Последними вменяемыми попытками создания трагедии, как мне кажется, является возникновение театра абсурда со всеми этими странными, у бездны на краю, корчами. Если страдание и нелепость существования невозможно описать в лоб через прямую наррацию, можно придумать метафорические размытые, как в абстрактной живописи, очертания, что манят и пугают одновременно. Ну, казалось бы, что трагического в наплывающих-мерцающих квадратах Марка Ротко, но возникает ведь ощущение холодного дыхания, шагов командора и прочей лабуды.
Самым трагичным драматургом последних ста лет оказывается уже даже не Эжен Ионеско, чьи сюжетные линии сохраняют мнимую причинно-следственную логичность, но Сэмюэл Беккет, транслирующий распад и угасание человеческого сознания через ряды разрушающихся на наших глазах синтаксических конструкций, подвисающих в темноте, практической нежити, где, как на картине Френсиса Бэкона, от всего туловища остался один алый, кричащий, хищный рот.
Первая ассоциация, которую вызывает пластика Полины Агуреевой из спектакля Ивана Вырыпаева, — описание актрисы Берма из прустовской эпопеи.
Берма играла трагическую Федру, раскинув руки точно так же, как Агуреева, чьи пальцы, ладони и запястья выхватывались из темноты вертикальными столбами театрального света, тогда как сама актриса оставалась в тени.
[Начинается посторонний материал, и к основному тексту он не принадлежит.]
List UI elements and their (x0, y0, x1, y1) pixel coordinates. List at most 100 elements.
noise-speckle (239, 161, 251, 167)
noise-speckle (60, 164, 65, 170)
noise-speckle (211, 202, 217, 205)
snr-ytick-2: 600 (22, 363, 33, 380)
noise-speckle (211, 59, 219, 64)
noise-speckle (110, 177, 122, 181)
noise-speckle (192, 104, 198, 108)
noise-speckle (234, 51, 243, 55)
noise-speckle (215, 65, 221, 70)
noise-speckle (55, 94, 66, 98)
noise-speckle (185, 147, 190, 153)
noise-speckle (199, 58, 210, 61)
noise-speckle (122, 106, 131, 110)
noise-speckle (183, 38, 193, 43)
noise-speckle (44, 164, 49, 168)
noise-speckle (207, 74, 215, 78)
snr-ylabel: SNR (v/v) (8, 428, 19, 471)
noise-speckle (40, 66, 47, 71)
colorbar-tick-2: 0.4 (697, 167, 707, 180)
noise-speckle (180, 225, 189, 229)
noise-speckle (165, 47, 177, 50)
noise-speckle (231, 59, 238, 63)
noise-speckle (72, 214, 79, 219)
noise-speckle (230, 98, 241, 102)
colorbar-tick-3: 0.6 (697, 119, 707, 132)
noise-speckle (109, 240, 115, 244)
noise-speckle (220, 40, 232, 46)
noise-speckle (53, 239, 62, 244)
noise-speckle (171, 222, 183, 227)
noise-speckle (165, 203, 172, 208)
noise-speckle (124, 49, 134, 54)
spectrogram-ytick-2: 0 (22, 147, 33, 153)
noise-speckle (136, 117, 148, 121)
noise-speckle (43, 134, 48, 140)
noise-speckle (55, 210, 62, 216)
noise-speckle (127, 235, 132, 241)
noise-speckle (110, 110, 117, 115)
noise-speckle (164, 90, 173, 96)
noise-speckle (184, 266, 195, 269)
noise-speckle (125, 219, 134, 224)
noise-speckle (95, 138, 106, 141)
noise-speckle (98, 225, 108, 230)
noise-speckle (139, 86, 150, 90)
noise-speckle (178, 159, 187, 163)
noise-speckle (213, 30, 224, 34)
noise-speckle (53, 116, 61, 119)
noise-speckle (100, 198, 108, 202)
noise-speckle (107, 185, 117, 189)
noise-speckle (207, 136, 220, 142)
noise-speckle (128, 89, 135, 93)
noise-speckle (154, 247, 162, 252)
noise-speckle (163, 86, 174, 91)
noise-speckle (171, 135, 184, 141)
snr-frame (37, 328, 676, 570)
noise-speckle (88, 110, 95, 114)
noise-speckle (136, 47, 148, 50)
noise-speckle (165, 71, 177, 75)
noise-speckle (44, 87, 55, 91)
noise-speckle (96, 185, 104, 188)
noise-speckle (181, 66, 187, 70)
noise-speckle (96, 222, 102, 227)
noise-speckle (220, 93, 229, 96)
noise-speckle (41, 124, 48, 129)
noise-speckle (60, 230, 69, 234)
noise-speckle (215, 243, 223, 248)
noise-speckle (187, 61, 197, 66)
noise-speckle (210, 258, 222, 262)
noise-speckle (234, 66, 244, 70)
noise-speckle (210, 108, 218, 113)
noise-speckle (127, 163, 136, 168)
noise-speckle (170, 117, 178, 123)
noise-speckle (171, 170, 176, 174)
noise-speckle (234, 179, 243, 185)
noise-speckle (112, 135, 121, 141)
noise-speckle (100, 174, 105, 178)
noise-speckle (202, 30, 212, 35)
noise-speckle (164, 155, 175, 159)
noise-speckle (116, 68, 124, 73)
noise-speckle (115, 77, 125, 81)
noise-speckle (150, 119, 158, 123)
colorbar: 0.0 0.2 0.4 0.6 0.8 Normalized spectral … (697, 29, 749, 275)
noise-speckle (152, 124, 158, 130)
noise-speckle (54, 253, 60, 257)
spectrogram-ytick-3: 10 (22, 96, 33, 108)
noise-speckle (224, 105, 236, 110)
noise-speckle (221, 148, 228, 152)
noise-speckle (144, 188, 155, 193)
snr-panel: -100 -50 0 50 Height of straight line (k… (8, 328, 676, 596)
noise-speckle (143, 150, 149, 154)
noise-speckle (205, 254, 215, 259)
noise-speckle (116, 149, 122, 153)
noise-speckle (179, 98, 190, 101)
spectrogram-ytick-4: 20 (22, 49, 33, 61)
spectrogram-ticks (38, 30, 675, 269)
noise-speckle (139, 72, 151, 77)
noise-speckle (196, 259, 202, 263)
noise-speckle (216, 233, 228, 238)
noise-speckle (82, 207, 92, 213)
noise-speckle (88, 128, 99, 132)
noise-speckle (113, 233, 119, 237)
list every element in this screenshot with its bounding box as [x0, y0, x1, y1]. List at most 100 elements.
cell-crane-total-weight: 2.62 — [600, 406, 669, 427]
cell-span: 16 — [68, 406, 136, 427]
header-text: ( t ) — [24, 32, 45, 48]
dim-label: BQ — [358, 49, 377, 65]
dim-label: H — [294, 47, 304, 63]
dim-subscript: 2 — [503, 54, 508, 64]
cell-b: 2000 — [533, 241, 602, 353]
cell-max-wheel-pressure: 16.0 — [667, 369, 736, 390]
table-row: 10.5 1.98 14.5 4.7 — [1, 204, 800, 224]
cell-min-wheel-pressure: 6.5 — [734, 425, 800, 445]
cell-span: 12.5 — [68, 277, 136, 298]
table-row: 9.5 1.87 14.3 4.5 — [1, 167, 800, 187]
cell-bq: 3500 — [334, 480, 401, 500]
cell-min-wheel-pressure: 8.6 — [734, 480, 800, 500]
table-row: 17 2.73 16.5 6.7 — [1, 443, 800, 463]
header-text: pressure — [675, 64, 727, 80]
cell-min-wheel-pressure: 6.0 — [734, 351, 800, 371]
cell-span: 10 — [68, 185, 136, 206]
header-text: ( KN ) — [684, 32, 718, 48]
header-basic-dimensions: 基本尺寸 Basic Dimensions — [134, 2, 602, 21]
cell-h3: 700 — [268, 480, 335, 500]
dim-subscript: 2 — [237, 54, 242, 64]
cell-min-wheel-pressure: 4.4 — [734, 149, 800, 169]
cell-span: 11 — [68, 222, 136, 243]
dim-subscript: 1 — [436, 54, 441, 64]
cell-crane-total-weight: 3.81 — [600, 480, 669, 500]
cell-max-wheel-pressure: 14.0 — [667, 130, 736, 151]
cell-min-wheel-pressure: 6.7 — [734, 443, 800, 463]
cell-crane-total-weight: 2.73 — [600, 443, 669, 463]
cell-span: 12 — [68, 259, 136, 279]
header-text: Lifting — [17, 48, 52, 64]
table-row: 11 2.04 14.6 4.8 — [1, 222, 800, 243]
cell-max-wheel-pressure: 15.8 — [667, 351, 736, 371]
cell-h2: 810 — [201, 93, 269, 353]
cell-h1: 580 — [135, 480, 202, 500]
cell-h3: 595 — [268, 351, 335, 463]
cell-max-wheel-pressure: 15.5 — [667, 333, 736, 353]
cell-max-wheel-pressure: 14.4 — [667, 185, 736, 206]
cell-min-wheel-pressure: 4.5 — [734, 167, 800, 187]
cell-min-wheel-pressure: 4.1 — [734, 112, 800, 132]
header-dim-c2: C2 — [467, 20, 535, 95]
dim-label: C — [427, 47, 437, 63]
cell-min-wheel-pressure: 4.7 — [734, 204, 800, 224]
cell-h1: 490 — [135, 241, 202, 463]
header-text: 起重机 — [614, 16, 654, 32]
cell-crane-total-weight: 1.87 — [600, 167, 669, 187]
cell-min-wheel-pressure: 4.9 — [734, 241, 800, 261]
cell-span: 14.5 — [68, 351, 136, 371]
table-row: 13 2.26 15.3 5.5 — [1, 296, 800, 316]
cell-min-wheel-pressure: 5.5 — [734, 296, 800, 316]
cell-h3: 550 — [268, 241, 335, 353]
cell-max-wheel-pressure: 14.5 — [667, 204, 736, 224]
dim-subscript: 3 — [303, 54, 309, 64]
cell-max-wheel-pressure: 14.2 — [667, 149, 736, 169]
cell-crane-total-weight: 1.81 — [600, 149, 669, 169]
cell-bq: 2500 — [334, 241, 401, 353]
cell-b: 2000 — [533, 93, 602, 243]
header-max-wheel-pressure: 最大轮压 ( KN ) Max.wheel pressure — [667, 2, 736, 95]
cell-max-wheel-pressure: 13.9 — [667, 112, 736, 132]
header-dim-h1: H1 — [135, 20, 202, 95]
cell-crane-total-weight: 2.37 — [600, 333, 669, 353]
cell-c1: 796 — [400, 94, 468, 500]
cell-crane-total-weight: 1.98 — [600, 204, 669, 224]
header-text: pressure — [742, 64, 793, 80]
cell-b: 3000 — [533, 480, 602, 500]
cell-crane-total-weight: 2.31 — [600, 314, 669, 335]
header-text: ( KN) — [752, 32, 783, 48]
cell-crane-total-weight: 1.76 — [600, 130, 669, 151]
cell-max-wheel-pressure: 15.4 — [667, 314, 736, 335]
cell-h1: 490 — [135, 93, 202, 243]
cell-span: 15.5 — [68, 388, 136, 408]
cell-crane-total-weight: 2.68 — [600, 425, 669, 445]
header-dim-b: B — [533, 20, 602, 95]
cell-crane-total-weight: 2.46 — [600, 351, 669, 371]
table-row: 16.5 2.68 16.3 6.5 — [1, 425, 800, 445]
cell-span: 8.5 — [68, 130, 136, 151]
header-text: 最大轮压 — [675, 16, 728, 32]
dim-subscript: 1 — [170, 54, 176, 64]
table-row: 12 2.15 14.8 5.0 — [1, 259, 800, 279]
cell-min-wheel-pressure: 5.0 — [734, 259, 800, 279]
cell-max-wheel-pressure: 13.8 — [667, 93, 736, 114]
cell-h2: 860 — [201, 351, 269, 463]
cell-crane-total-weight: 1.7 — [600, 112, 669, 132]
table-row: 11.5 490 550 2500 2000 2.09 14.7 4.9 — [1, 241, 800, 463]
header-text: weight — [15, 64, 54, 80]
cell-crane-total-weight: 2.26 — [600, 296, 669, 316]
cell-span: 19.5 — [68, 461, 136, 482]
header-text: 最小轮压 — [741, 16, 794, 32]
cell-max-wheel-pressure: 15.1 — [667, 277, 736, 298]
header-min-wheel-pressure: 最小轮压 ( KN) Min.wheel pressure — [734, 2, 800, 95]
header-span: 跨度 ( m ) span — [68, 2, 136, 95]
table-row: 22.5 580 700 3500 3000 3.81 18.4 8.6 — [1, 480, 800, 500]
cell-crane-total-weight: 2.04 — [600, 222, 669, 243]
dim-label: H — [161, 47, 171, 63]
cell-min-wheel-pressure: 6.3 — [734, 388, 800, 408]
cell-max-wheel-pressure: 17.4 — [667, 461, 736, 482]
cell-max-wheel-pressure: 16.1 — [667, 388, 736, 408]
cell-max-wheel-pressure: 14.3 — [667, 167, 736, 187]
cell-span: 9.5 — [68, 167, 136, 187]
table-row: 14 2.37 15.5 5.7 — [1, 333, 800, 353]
И руки блестели перчатками или чешуей — кожей, которую необходимо скинуть. Доверяя монолог сумасшедшего старика-убийцы хрупкой и изысканной женщине, режиссер Виктор Рыжаков вскрывает прием: сейчас вам будут говорить и показывать совершенно не то, про что пьеса.
Смысл рождается по касательной, струится вместе с табачным дымом откуда-то сбоку, выворачивая все наизнанку: если говорят смешные шутки юмора — значит, настало время натуральной трагедии; если кричат — то персонаж шепчет, и наоборот — выкрикиваются самые проходные и второстепенные фразы-апострофы. И чем больше смешат и матерятся (мат пересыхает приблизительно к середине действия), тем страшнее и страннее.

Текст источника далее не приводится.